Increased rate of hanging Linux OS startups on some Microsoft Azure VM types
Please be informed that we have detected increased rate of hanging Linux OS startups when you use the following Microsoft Azure VM types: E32(S), E64(S), D14(S), D15(S), H16m. If you have not come on this problem yet, it is very likely to reproduce it after the next instance suspend and activate.
The symptoms are that upon VM sratup the CPU goes to 100% and you can’t login via SSH. If you want to dig deeper into the problem, you can enable the advanced diagnostics in the Azure portal to find repeating message like “[ 32.152002] BUG: soft lockup – CPU#0 stuck for 22s! [migration/0:8]” in the serial console.
The recommended solution to fix this problem is the following procedure with three steps: A, B and C:
A: Change these VM sizes to E16S, M32ls or M32ts to be able to start the OS. Proceed as follows:
- In SAP Cloud Appliance Library, choose Instances to display the list of available solution instances.
- Choose Edit for the solution instance you want to change.
- On the Virtual Machines tab page, edit the size of the virtual machines.
- Save your entries.
Note that the new VM size may have negative impact on the performance of your solution instance (E16S compared to E32S) or may imply a bit higher costs (M32ls and M32ts compared to E32S). However if you find the performance and the costs acceptable you can stop here. If you decide to proceed, please keep in mind that you can rely on community support only.
B: Follow the steps described in “Option I” or “Option II” depending on your preference:
Option I: Add the parameter “numa=off” to the kernel command-line. Proceed as follows:
- Log on to the Linux OS via SSH with the root user. For more information see, the “How to connect to a running instance via the secure shell protocol (SSH)?” question in this wiki page.
- In the file /etc/default/grub append the parameter “numa=off” to the value of property GRUB_CMDLINE_LINUX_DEFAULT
GRUB_CMDLINE_LINUX_DEFAULT=”xxxxxx xxxxxx=xxxxxx numa=off”

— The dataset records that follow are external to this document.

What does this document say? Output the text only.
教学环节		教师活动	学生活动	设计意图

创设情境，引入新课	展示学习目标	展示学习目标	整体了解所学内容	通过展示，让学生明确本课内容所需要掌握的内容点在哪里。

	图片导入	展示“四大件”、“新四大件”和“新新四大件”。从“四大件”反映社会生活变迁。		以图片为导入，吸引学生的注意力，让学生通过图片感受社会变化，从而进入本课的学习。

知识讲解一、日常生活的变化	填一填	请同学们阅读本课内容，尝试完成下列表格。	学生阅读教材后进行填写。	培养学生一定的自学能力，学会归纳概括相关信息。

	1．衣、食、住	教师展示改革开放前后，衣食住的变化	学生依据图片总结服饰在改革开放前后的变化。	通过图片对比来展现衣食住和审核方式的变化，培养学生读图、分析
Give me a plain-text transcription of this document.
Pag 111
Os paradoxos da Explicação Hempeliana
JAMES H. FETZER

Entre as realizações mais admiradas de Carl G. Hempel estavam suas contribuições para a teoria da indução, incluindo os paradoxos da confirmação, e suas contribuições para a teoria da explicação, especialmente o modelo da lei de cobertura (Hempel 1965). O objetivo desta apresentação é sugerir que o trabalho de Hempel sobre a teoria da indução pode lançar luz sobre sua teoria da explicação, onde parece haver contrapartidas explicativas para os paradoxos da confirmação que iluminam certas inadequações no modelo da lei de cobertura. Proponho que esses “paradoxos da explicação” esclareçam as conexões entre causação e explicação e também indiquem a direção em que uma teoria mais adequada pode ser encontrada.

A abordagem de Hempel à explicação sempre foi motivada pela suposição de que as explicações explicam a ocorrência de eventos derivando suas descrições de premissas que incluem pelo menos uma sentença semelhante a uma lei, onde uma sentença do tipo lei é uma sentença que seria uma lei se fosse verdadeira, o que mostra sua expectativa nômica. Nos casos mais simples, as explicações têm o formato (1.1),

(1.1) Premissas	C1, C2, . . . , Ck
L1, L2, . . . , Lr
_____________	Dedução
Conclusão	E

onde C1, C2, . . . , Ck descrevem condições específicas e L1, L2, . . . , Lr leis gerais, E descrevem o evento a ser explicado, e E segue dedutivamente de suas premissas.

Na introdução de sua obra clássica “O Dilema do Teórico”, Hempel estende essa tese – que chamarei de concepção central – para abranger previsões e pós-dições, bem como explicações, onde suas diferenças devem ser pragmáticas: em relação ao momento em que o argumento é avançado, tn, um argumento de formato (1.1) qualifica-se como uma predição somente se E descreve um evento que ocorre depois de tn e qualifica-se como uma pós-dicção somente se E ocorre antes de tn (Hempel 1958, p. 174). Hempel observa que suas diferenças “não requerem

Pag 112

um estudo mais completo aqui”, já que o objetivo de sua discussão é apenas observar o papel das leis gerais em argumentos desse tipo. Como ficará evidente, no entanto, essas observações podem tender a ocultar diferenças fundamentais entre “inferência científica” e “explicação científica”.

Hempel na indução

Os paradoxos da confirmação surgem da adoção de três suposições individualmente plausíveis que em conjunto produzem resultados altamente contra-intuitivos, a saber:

If the property doesn’t exist, add it to the file:
- Save the file.
- Execute the following command grub2-mkconfig -o /boot/grub2/grub.cfg and wait for the execution to finish.
Option II: Update the Linux kernel for each affected VM. Proceed as follows:
- Log on to the Linux OS via SSH with the root user.
- Check the kernel version in the command line with the following command: uname -r
For example, the system will display the following output: 3.12.74-60.64.69-default. We have tested that an upgrade to kernel version 4.4.138-94.39-default solves the problem.
- Update the kernel version with the following command: zypper ar http://smt-azure.susecloud.net/repo/SUSE/Updates/SLE-SERVER/12-SP3/x86_64/update?credentials=SMT-http_smt-azure_susecloud_net SLES12-SP3-Updates
- Refresh the zypper repositories with the command: zypper refresh
- Check the output that the newly added repository SLES12-SP3-Updates is up to date.
- Start the kernel update via the command: zypper update kernel-default
- When prompted type “y” and choose “Enter”. Wait for the kernel update to finish.
- Reboot the VM via the command: reboot
- After the operation is successfully finished, check the kernel version again with the command: uname -r
The output now should contain 4.4.138-94.39-default (or newer version depending on when you update the kernel).
C: Return the changed VM sizes in step A to their original VM size. For more information how to edit the size, see the step A in this blog.
Note that we recommend not to interrupt the SAP systems startup with the reboot or the resize operation. The SAP systems startup usually takes up to 10 minutes after the OS boot.